Nottingham also at this same time held a meeting and adopted a Petition to the Regent, which gave a graphic picture of the distress, and which was rather outspoken in its terms.

"Our manufacturers withdrawing their remaining capital from engagements they find to be unproductive or ruinous, our

artisans and labourers destitute of employment, our workhouses crowded beyond all precedent, and our poor-rates swelled to an extent which, if not speedily alleviated, must have the effect of involving us in total and irremediable ruin.

"At a period of national distress like the present, when we are called upon to sacrifice the comforts of our families to answer the demands of the Government, when the iron hand of taxation is extorting from the rich man his last guinea, and ransacking the poor man's scrip for his solitary penny, to see a voracious band of placemen, pensioners, and sinecurists wallowing in the wealth thus wrung from the hard earnings of honest industry, is a violation of common decency without a parallel in the annals of corruption; nor can it surprise your Royal Highness that your subjects murmur with discontent and remonstrate with indignation.”1

Hostile comment may be made on such resolutions and such speeches, but it is to be remembered in extenuation, first, that "in a state of suffering men cannot be expected to choose their expressions with a courtly precision, but the complaint itself may be well founded, however unguardedly expressed"; and next, that the people were being almost entirely left to their own devices. Except men like Major Cartwright, who was a feeble though well-meaning man, and Henry Hunt, they had few leaders.

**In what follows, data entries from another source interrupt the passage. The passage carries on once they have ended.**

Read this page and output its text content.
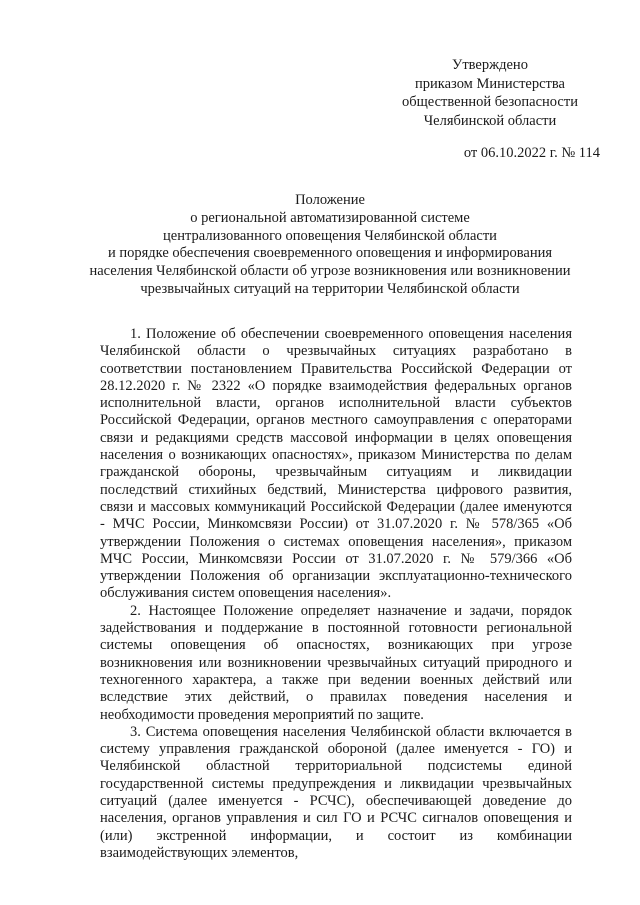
Утверждено
приказом Министерства
общественной безопасности
Челябинской области
от 06.10.2022 г. № 114
Положение
о региональной автоматизированной системе
централизованного оповещения Челябинской области
и порядке обеспечения своевременного оповещения и информирования
населения Челябинской области об угрозе возникновения или возникновении
чрезвычайных ситуаций на территории Челябинской области

1. Положение об обеспечении своевременного оповещения населения Челябинской области о чрезвычайных ситуациях разработано в соответствии постановлением Правительства Российской Федерации от 28.12.2020 г. № 2322 «О порядке взаимодействия федеральных органов исполнительной власти, органов исполнительной власти субъектов Российской Федерации, органов местного самоуправления с операторами связи и редакциями средств массовой информации в целях оповещения населения о возникающих опасностях», приказом Министерства по делам гражданской обороны, чрезвычайным ситуациям и ликвидации последствий стихийных бедствий, Министерства цифрового развития, связи и массовых коммуникаций Российской Федерации (далее именуются - МЧС России, Минкомсвязи России) от 31.07.2020 г. № 578/365 «Об утверждении Положения о системах оповещения населения», приказом МЧС России, Минкомсвязи России от 31.07.2020 г. № 579/366 «Об утверждении Положения об организации эксплуатационно-технического обслуживания систем оповещения населения».

2. Настоящее Положение определяет назначение и задачи, порядок задействования и поддержание в постоянной готовности региональной системы оповещения об опасностях, возникающих при угрозе возникновения или возникновении чрезвычайных ситуаций природного и техногенного характера, а также при ведении военных действий или вследствие этих действий, о правилах поведения населения и необходимости проведения мероприятий по защите.

3. Система оповещения населения Челябинской области включается в систему управления гражданской обороной (далее именуется - ГО) и Челябинской областной территориальной подсистемы единой государственной системы предупреждения и ликвидации чрезвычайных ситуаций (далее именуется - РСЧС), обеспечивающей доведение до населения, органов управления и сил ГО и РСЧС сигналов оповещения и (или) экстренной информации, и состоит из комбинации взаимодействующих элементов,
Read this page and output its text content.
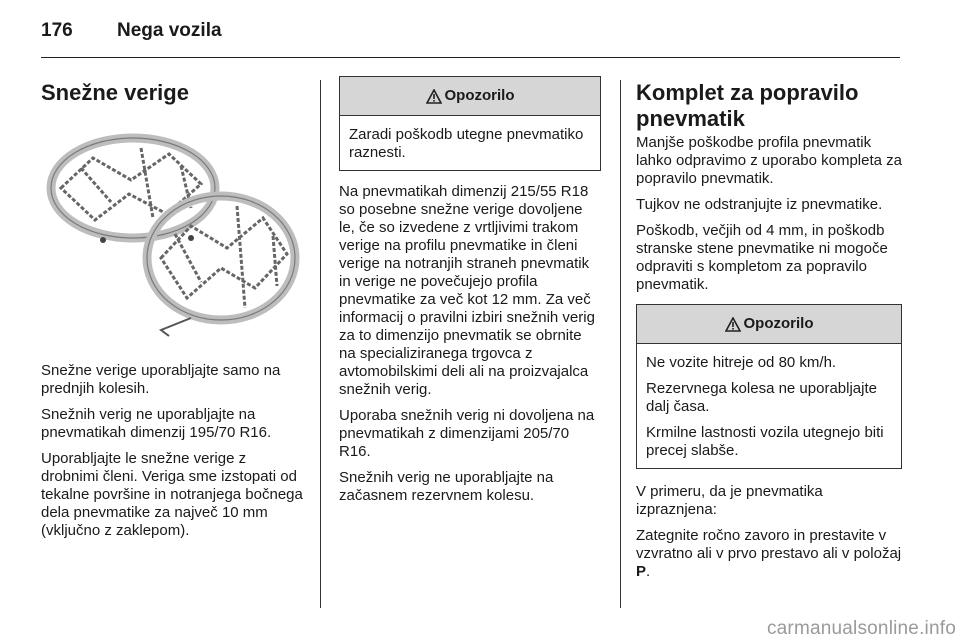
176	Nega vozila
Snežne verige

Snežne verige uporabljajte samo na prednjih kolesih.

Snežnih verig ne uporabljajte na pnevmatikah dimenzij 195/70 R16.

Uporabljajte le snežne verige z drobnimi členi. Veriga sme izstopati od tekalne površine in notranjega bočnega dela pnevmatike za največ 10 mm (vključno z zaklepom).

Opozorilo

Zaradi poškodb utegne pnevmatiko raznesti.

Na pnevmatikah dimenzij 215/55 R18 so posebne snežne verige dovoljene le, če so izvedene z vrtljivimi trakom verige na profilu pnevmatike in členi verige na notranjih straneh pnevmatik in verige ne povečujejo profila pnevmatike za več kot 12 mm. Za več informacij o pravilni izbiri snežnih verig za to dimenzijo pnevmatik se obrnite na specializiranega trgovca z avtomobilskimi deli ali na proizvajalca snežnih verig.

Uporaba snežnih verig ni dovoljena na pnevmatikah z dimenzijami 205/70 R16.

Snežnih verig ne uporabljajte na začasnem rezervnem kolesu.

Komplet za popravilo pnevmatik

Manjše poškodbe profila pnevmatik lahko odpravimo z uporabo kompleta za popravilo pnevmatik.

Tujkov ne odstranjujte iz pnevmatike.

Poškodb, večjih od 4 mm, in poškodb stranske stene pnevmatike ni mogoče odpraviti s kompletom za popravilo pnevmatik.

Opozorilo

Ne vozite hitreje od 80 km/h.

Rezervnega kolesa ne uporabljajte dalj časa.

Krmilne lastnosti vozila utegnejo biti precej slabše.

V primeru, da je pnevmatika izpraznjena:

Zategnite ročno zavoro in prestavite v vzvratno ali v prvo prestavo ali v položaj P.

carmanualsonline.info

In London Sir Francis Burdett, and a few other gentlemen of position, took a considerable part in the agitation. Here and there, in some of the counties, there were also some able men of respectable position who did the same; but their influence did not extend beyond their own immediate neighbourhood, and in the large towns the people had absolutely no one to guide them or to help them.

"Do the nobles of the land, our hereditary guardians, do they call public meetings? Do they or any of them attend public meetings to instruct the people, and point out the road to good government, to independence, to happiness? No, not they. They call no meetings; they attend no meetings; they do all they can to prevent meetings; they would have all quiet -quiet as death." 2

1 The Examiner, 13th October 1816.

2 Hone's Prospectus of his Register quoted by Quarterly Review, vol. xvi. p. 546 (1817).